Disk /dev/sda11: 11 MB, 11517952 bytes
64 heads, 32 sectors/track, 10 cylinders
Units = cylinders of 2048 * 512 = 1048576 bytes
Sector size (logical/physical): 512 bytes / 512 bytes
I/O size (minimum/optimal): 512 bytes / 512 bytes
Disk identifier: 0x00000000

# mkfs.ext3 /dev/sda11

2. Define, build and start the pool

<pool type='fs'>
  <name>mypool</name>
  <source>
    <device path='/dev/sda11'/>
    <format type='auto'/>
  </source>
  <target>
    <path>/var/lib/libvirt/images/mypool</path>
  </target>
</pool>

# virsh pool-define mypool.xml

# virsh pool-build mypool

# virsh pool-start mypool

3. Check the pool is working fine.

# df -h
/dev/sda11              11M  1.1M  9.0M  11% /var/lib/libvirt/images/mypool

4. Prepare the following xml to create volume in the pool.

# cat vol-disk-template.xml
<volume>
  <name>disk1.img</name>
  <capacity unit='M'>100</capacity>
  <allocation unit='M'>0</allocation>
  <target>
    <path>/var/lib/libvirt/images/mypool/disk1.img</path>
    <format type='raw'/>
  </target>
</volume>

# virsh vol-create mypool vol-disk-template.xml

5. Attach the volume to an existing guest as 2rd disk, then start the guest.
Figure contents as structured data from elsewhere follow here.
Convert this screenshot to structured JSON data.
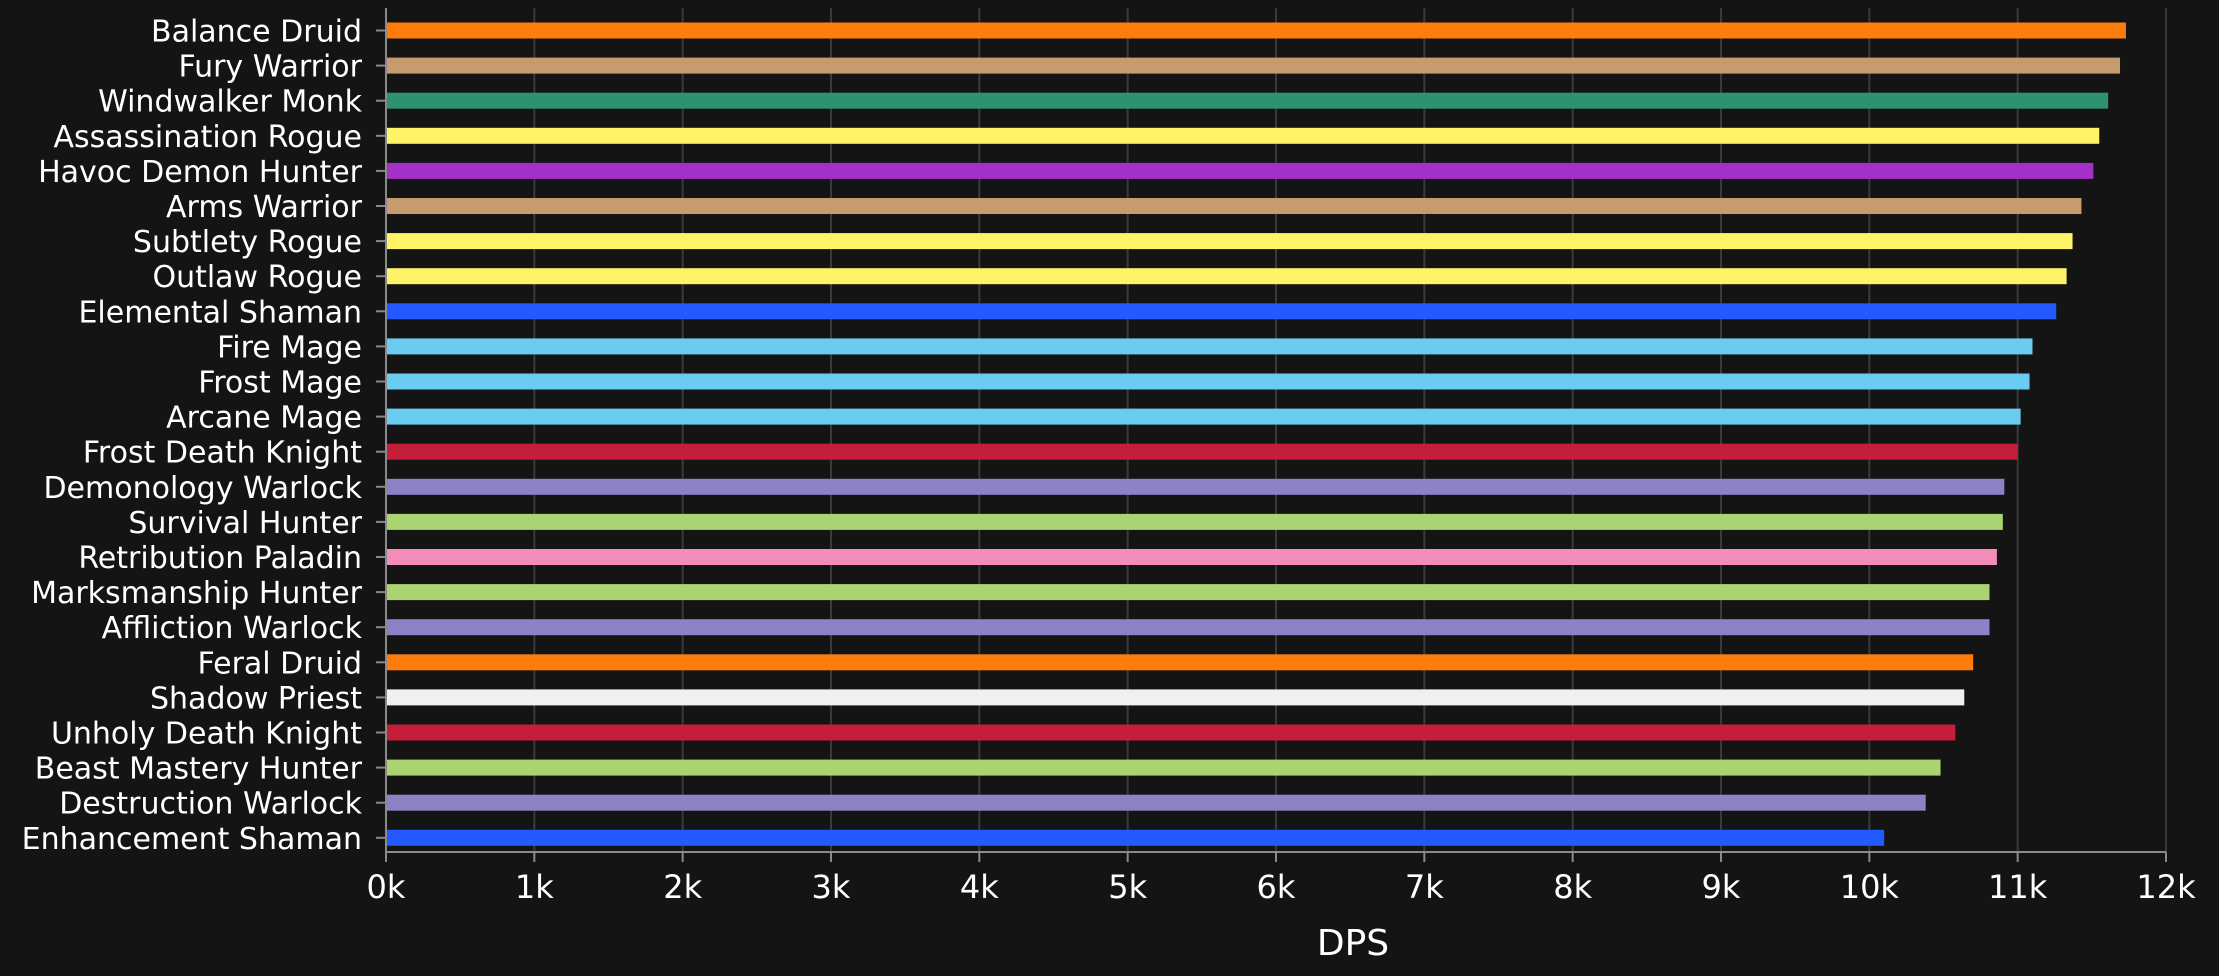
{
  "chart_data": {
    "type": "bar",
    "orientation": "horizontal",
    "title": "",
    "xlabel": "DPS",
    "ylabel": "",
    "xlim": [
      0,
      12000
    ],
    "grid": true,
    "x_ticks": [
      "0k",
      "1k",
      "2k",
      "3k",
      "4k",
      "5k",
      "6k",
      "7k",
      "8k",
      "9k",
      "10k",
      "11k",
      "12k"
    ],
    "categories": [
      "Balance Druid",
      "Fury Warrior",
      "Windwalker Monk",
      "Assassination Rogue",
      "Havoc Demon Hunter",
      "Arms Warrior",
      "Subtlety Rogue",
      "Outlaw Rogue",
      "Elemental Shaman",
      "Fire Mage",
      "Frost Mage",
      "Arcane Mage",
      "Frost Death Knight",
      "Demonology Warlock",
      "Survival Hunter",
      "Retribution Paladin",
      "Marksmanship Hunter",
      "Affliction Warlock",
      "Feral Druid",
      "Shadow Priest",
      "Unholy Death Knight",
      "Beast Mastery Hunter",
      "Destruction Warlock",
      "Enhancement Shaman"
    ],
    "values": [
      11730,
      11690,
      11610,
      11550,
      11510,
      11430,
      11370,
      11330,
      11260,
      11100,
      11080,
      11020,
      11000,
      10910,
      10900,
      10860,
      10810,
      10810,
      10700,
      10640,
      10580,
      10480,
      10380,
      10100
    ],
    "colors": [
      "#FF7C0A",
      "#C69B6D",
      "#2E9270",
      "#FFF468",
      "#A330C9",
      "#C69B6D",
      "#FFF468",
      "#FFF468",
      "#2459FF",
      "#69CCF0",
      "#69CCF0",
      "#69CCF0",
      "#C41E3A",
      "#8C82C6",
      "#AAD372",
      "#F48CBA",
      "#AAD372",
      "#8C82C6",
      "#FF7C0A",
      "#F0F0F0",
      "#C41E3A",
      "#AAD372",
      "#8C82C6",
      "#2459FF"
    ]
  },
  "style": {
    "background": "#141414",
    "grid_color": "#3A3A3A",
    "axis_color": "#8A8A8A",
    "text_color": "#FFFFFF"
  }
}
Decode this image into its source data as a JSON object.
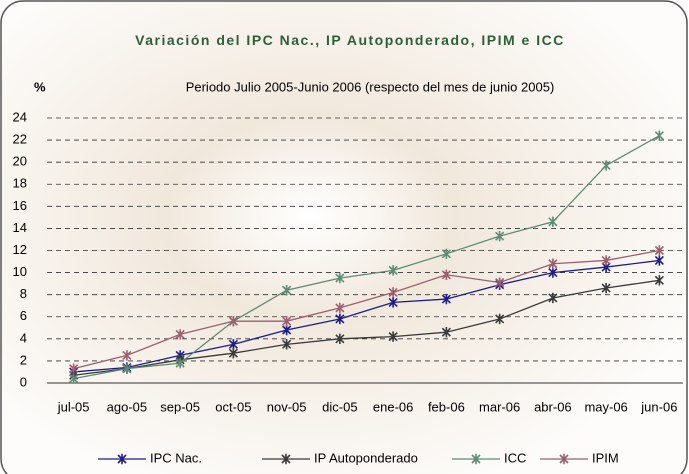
{
  "chart_data": {
    "type": "line",
    "title": "Variación del IPC Nac., IP Autoponderado, IPIM e ICC",
    "subtitle": "Periodo Julio 2005-Junio 2006 (respecto del mes de junio 2005)",
    "y_label": "%",
    "categories": [
      "jul-05",
      "ago-05",
      "sep-05",
      "oct-05",
      "nov-05",
      "dic-05",
      "ene-06",
      "feb-06",
      "mar-06",
      "abr-06",
      "may-06",
      "jun-06"
    ],
    "series": [
      {
        "name": "IPC Nac.",
        "color": "#1c1c8a",
        "values": [
          1.0,
          1.4,
          2.5,
          3.5,
          4.8,
          5.8,
          7.3,
          7.6,
          8.9,
          10.0,
          10.5,
          11.1
        ]
      },
      {
        "name": "IP Autoponderado",
        "color": "#3a3a3a",
        "values": [
          0.7,
          1.3,
          2.1,
          2.7,
          3.5,
          4.0,
          4.2,
          4.6,
          5.8,
          7.7,
          8.6,
          9.3
        ]
      },
      {
        "name": "ICC",
        "color": "#5d8b73",
        "values": [
          0.4,
          1.3,
          1.8,
          5.6,
          8.4,
          9.5,
          10.2,
          11.7,
          13.3,
          14.6,
          19.7,
          22.4
        ]
      },
      {
        "name": "IPIM",
        "color": "#9b5f6f",
        "values": [
          1.3,
          2.5,
          4.4,
          5.6,
          5.6,
          6.8,
          8.2,
          9.8,
          9.1,
          10.8,
          11.1,
          12.0
        ]
      }
    ],
    "ylim": [
      0,
      24
    ],
    "yticks": [
      0,
      2,
      4,
      6,
      8,
      10,
      12,
      14,
      16,
      18,
      20,
      22,
      24
    ],
    "grid": true,
    "legend": "bottom"
  }
}
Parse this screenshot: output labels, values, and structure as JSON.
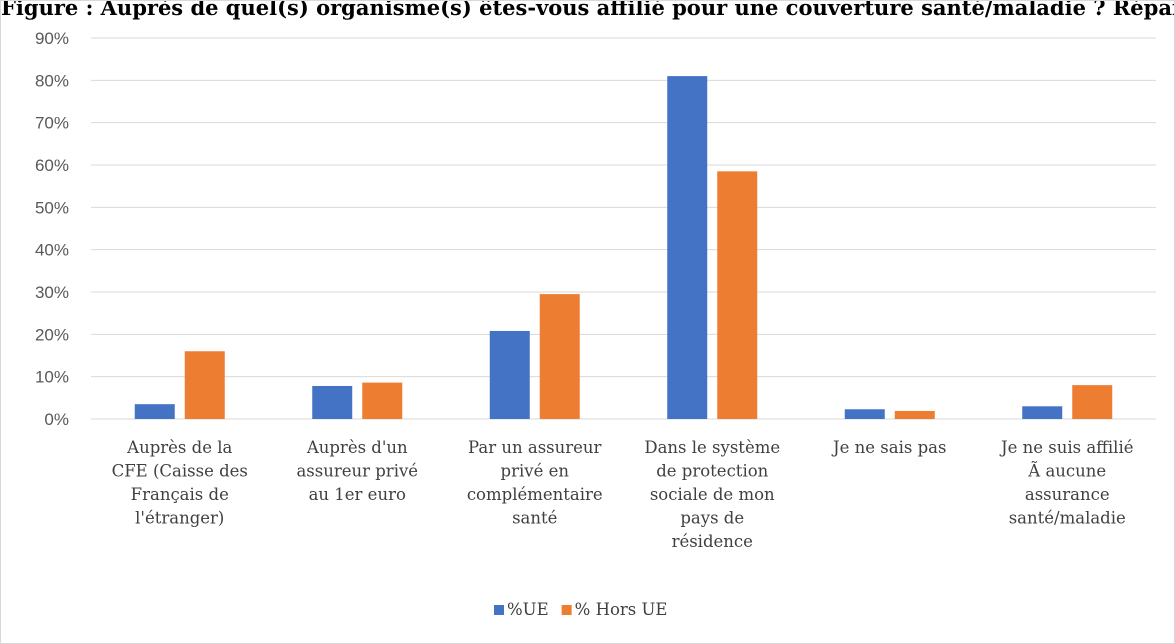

6. In guest, try to write some staf (which size is bigger than 50M ) in the 2rd disk.

# fdisk /dev/vdb

# mkfs.ext3 /dev/vdb1

# mount /dev/vdb1 /mnt

# dd if=/dev/zero of=/mnt/test.img bs=1M count=50

7. virsh list --all
 Id Name                 State
----------------------------------
  6 guest                paused


Expected result:
There should be some message that prompt user no availabe space, and the guest can be resumed successfully.

Actual result:
The guest will be paused automatically and cannot be resumed without any error info when there is overcommit to the storage.

Additional info:

Comment 2 Dave Allan 2011-07-13 13:47:50 UTC
(In reply to comment #0)

Thank you for the detailed bug report--it's very helpful.

> and get the error report in qemu/$guest.log when the guest is paused
> # cat /var/log/libvirt/qemu/guest.log
> block I/O error in device 'drive-virtio-disk0': No space left on device (28)

That's where the error is intended to be reported.  There is also an event emitted that provides the same information as the guest.log, that the VM was stopped because of an i/o error: event VIR_DOMAIN_EVENT_SUSPENDED, detail VIR_DOMAIN_EVENT_SUSPENDED_IOERROR

> Expected result:
> There should be some message that prompt user no availabe space, and the guest
> can be resumed successfully.

The guest has been configured to pause on i/o error, which is why it does not resume, or rather it resumes and then immediately suspends again.  It can't continue because it's out of disk space.  If you extend the underlying storage, the guest will stay running.

Comment 3 Dave Allan 2011-07-13 14:01:26 UTC
BTW, to control the behavior on i/o error, see:

http://libvirt.org/formatdomain.html#elementsDisks

In particular:

The optional error_policy attribute controls how the hypervisor will behave on an error, possible values are "stop", "ignore", and "enospace".